Çalışma ve Sosyal Güvenlik Bakanı Vedat Bilgin’in esnek çalışma ile ilgili açıklamalarının ardından Türkiye İşveren Sendikaları Konfederasyonu konuyla ilgili yaptığı çalışmayı paylaşarak, Türkiye’deki çalışan nüfusun %21’i için uzaktan çalışma yönteminin mümkün olabildiğini paylaştı.

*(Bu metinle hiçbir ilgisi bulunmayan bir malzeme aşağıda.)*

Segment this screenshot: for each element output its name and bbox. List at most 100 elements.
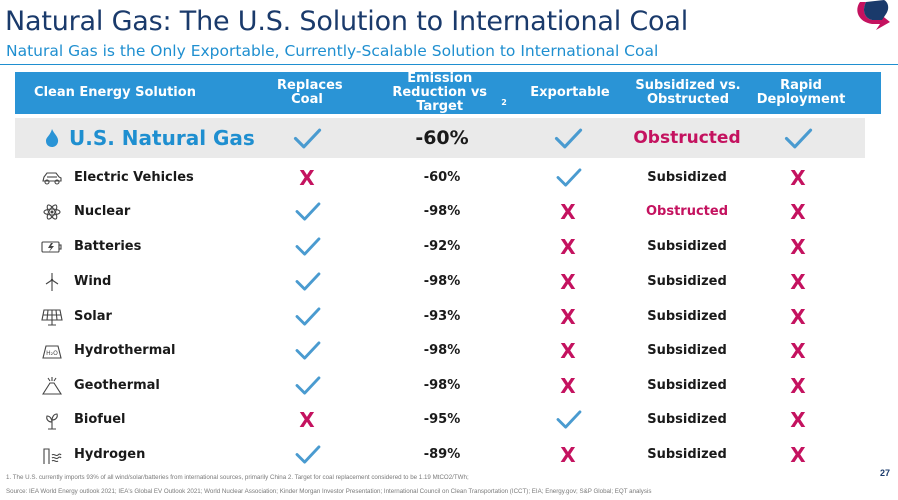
footnote: 1. The U.S. currently imports 93% of all…: [6, 474, 469, 481]
check-icon: [556, 168, 581, 187]
wind-turbine-icon: [41, 264, 63, 299]
slide-title: Natural Gas: The U.S. Solution to Intern…: [5, 6, 689, 37]
dam-icon: H₂O: [41, 333, 63, 368]
check-icon: [293, 128, 322, 148]
x-icon: X: [560, 269, 576, 294]
check-icon: [784, 128, 813, 148]
emission-value: -98%: [423, 343, 461, 358]
page-number: 27: [879, 468, 890, 478]
solution-name: Electric Vehicles: [74, 170, 194, 185]
flame-icon: [41, 118, 63, 158]
exportable-cell: X: [538, 229, 598, 264]
source-note: Source: IEA World Energy outlook 2021; I…: [6, 488, 652, 495]
check-icon: [295, 202, 320, 221]
sprout-icon: [41, 402, 63, 437]
exportable-cell: [538, 160, 598, 195]
emission-value: -93%: [423, 309, 461, 324]
emission-cell: -98%: [382, 264, 502, 299]
x-icon: X: [790, 304, 806, 329]
table-row: Solar -93% X Subsidized X: [15, 299, 881, 334]
status-value: Subsidized: [647, 170, 727, 185]
x-icon: X: [790, 199, 806, 224]
x-icon: X: [560, 373, 576, 398]
solution-name: Batteries: [74, 239, 142, 254]
check-icon: [295, 341, 320, 360]
replaces-coal-cell: [277, 299, 337, 334]
solution-name: Solar: [74, 309, 112, 324]
rapid-deployment-cell: X: [768, 402, 828, 437]
slide-subtitle: Natural Gas is the Only Exportable, Curr…: [6, 42, 659, 60]
solution-name: Hydrothermal: [74, 343, 176, 358]
status-cell: Subsidized: [622, 402, 752, 437]
rapid-deployment-cell: X: [768, 229, 828, 264]
rapid-deployment-cell: [768, 118, 828, 158]
rapid-deployment-cell: X: [768, 437, 828, 472]
col-header-subsidized: Subsidized vs. Obstructed: [635, 78, 741, 107]
emission-cell: -98%: [382, 333, 502, 368]
x-icon: X: [560, 442, 576, 467]
check-icon: [295, 307, 320, 326]
rapid-deployment-cell: X: [768, 264, 828, 299]
emission-cell: -60%: [382, 118, 502, 158]
replaces-coal-cell: [277, 368, 337, 403]
check-icon: [556, 410, 581, 429]
exportable-cell: [538, 402, 598, 437]
x-icon: X: [790, 234, 806, 259]
emission-value: -92%: [423, 239, 461, 254]
table-row: Wind -98% X Subsidized X: [15, 264, 881, 299]
x-icon: X: [299, 407, 315, 432]
check-icon: [295, 376, 320, 395]
status-value: Subsidized: [647, 343, 727, 358]
status-cell: Subsidized: [622, 437, 752, 472]
replaces-coal-cell: X: [277, 160, 337, 195]
company-logo: [857, 0, 890, 30]
hydrogen-icon: [41, 437, 63, 472]
x-icon: X: [299, 165, 315, 190]
emission-cell: -93%: [382, 299, 502, 334]
check-icon: [295, 445, 320, 464]
exportable-cell: X: [538, 194, 598, 229]
x-icon: X: [790, 407, 806, 432]
status-value: Subsidized: [647, 274, 727, 289]
exportable-cell: X: [538, 333, 598, 368]
emission-cell: -98%: [382, 194, 502, 229]
table-row: Biofuel X -95% Subsidized X: [15, 402, 881, 437]
replaces-coal-cell: X: [277, 402, 337, 437]
emission-value: -60%: [423, 170, 461, 185]
check-icon: [295, 237, 320, 256]
x-icon: X: [790, 269, 806, 294]
hero-row-natural-gas: U.S. Natural Gas -60% Obstructed: [15, 118, 865, 158]
emission-value: -98%: [423, 204, 461, 219]
svg-text:H₂O: H₂O: [46, 350, 58, 357]
table-row: Hydrogen -89% X Subsidized X: [15, 437, 881, 472]
emission-value: -98%: [423, 378, 461, 393]
exportable-cell: X: [538, 299, 598, 334]
x-icon: X: [560, 338, 576, 363]
status-cell: Obstructed: [622, 118, 752, 158]
replaces-coal-cell: [277, 264, 337, 299]
status-cell: Obstructed: [622, 194, 752, 229]
table-header: Clean Energy Solution Replaces Coal Emis…: [15, 72, 881, 114]
solar-panel-icon: [41, 299, 63, 334]
status-value: Subsidized: [647, 378, 727, 393]
status-value: Obstructed: [633, 128, 741, 148]
table-row: Electric Vehicles X -60% Subsidized X: [15, 160, 881, 195]
status-value: Subsidized: [647, 239, 727, 254]
status-cell: Subsidized: [622, 368, 752, 403]
status-value: Subsidized: [647, 309, 727, 324]
check-icon: [295, 272, 320, 291]
rapid-deployment-cell: X: [768, 299, 828, 334]
check-icon: [554, 128, 583, 148]
status-cell: Subsidized: [622, 264, 752, 299]
status-value: Obstructed: [645, 204, 729, 219]
emission-value: -95%: [423, 412, 461, 427]
emission-cell: -95%: [382, 402, 502, 437]
exportable-cell: [538, 118, 598, 158]
status-value: Subsidized: [647, 412, 727, 427]
rapid-deployment-cell: X: [768, 160, 828, 195]
x-icon: X: [790, 165, 806, 190]
x-icon: X: [560, 199, 576, 224]
status-cell: Subsidized: [622, 229, 752, 264]
x-icon: X: [560, 234, 576, 259]
title-divider: [0, 64, 898, 65]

TİSK Konfederasyonu Başkanı Özgür Burak Akyol uzaktan çalışmanın yanında yarı zamanlı çalışma, mikro işler, çağrı üzerine çalışma gibi birçok farklı esneklik modellerini hatırlatarak “bu yöntemlerin hem çalışan hem işveren için etkin işlemesi, her şeyden önce güvenceli şekilde hayatımızda yer bulması ile mümkün olacak” ifadelerini kullandı.

OFİSE DÖNMEK İSTEMİYORLAR

TİSK’in COVID-19 sürecindeki gelişmeleri de içeren “Yeni Nesil Çalışma Modelleri” raporunda tüm esnek çalışma modelleri ve dünyadaki uygulamaları detaylı bir şekilde yer aldı. Rapora göre, salgın ile birlikte Avrupa’da her 10 çalışandan 4’ü evden çalışmaya geçti. Pandemi döneminde 4 bin kişi ile yapılan araştırmaya göre, katılımcıların yüzde 51’i evden çalıştığı sürede daha üretken olduğunu ifade ederken, yüzde 95 oranındaki büyük çoğunluk üretkenliğinin değişmediği veya arttığını belirtti. Her ne kadar geleneksel ofis yaşantısına dönmek istemeyenler çoğunlukta da olsa, araştırmanın sonuçlarına göre katılımcıların yüzde 49’u iş arkadaşlarını, yüzde 14’ü ise iş arkadaşları ile mola zamanlarında geçirdiği vakti özlediğini bildirdi.

Yeni gündem esnek çalışma

Esnek çalışmada en yaygın yöntemlerden birini ise “yarızamanlı çalışma” oluşturuyor. Yarızamanlı çalışma biçimleri dünya genelinde tüm istihdamın yüzde 15’ini oluşturuyor. Part-time çalışma oranı Türkiye’de ise yüzde 9.5 oranında kalıyor. Hollanda’nın bu konuda öne çıktığı görülüyor. Hollanda’da toplam istihdamın yüzde 37’sinin yarı zamanlı istihdam biçimi olduğu görülürken, İsviçre ise yüzde 26,9’luk oranla ikinci sırada yer alıyor. Endonezya yüzde 25.9 ile sıralamada üçüncü olurken, bu ülkeyi yüzde 25.5 ile Avusturalya, yüzde 25.2 ile ise Japonya takip ediyor. Hollanda’nın bu istihdam modelinde öne çıkan bir özelliği de diğer AB ülkelerinin tersine yarı zamanlı çalışmanın çaresizlik halinde değil, çalışanların isteği üzerine tercih edilmesi.

‘MİKRO İŞLER’

Dünyada yaygın olan bir diğer esnek çalışma modellerinden biri de mikro işler. Almanya’da bu model için 2 kriter esas alınıyor. Birincisi kazanılan ücret üzerinden olup, 450 Euro üst sınırını aşmayan aylık kazançları olan işler mikro işler kapsamına giriyor. İkincisi ise iş günü ölçek alınarak, bir iş yılı içerisinde üst sınır 3 ay ya da 70 işgünü olmak üzere çalışılan işler yine mikro işler olarak tanımlanıyor. Küçük kazanç sağlaması, iş piyasasına ilk kez giren biri için iyi bir fırsat olması ve iş saatlerinin genelde az ve esnek olması dikkate alındığında Almanya’da mikro işlerin yüzde 40’ı ile ev hanımları ve yüzde 20’si ile öğrenciler istihdam ediliyor.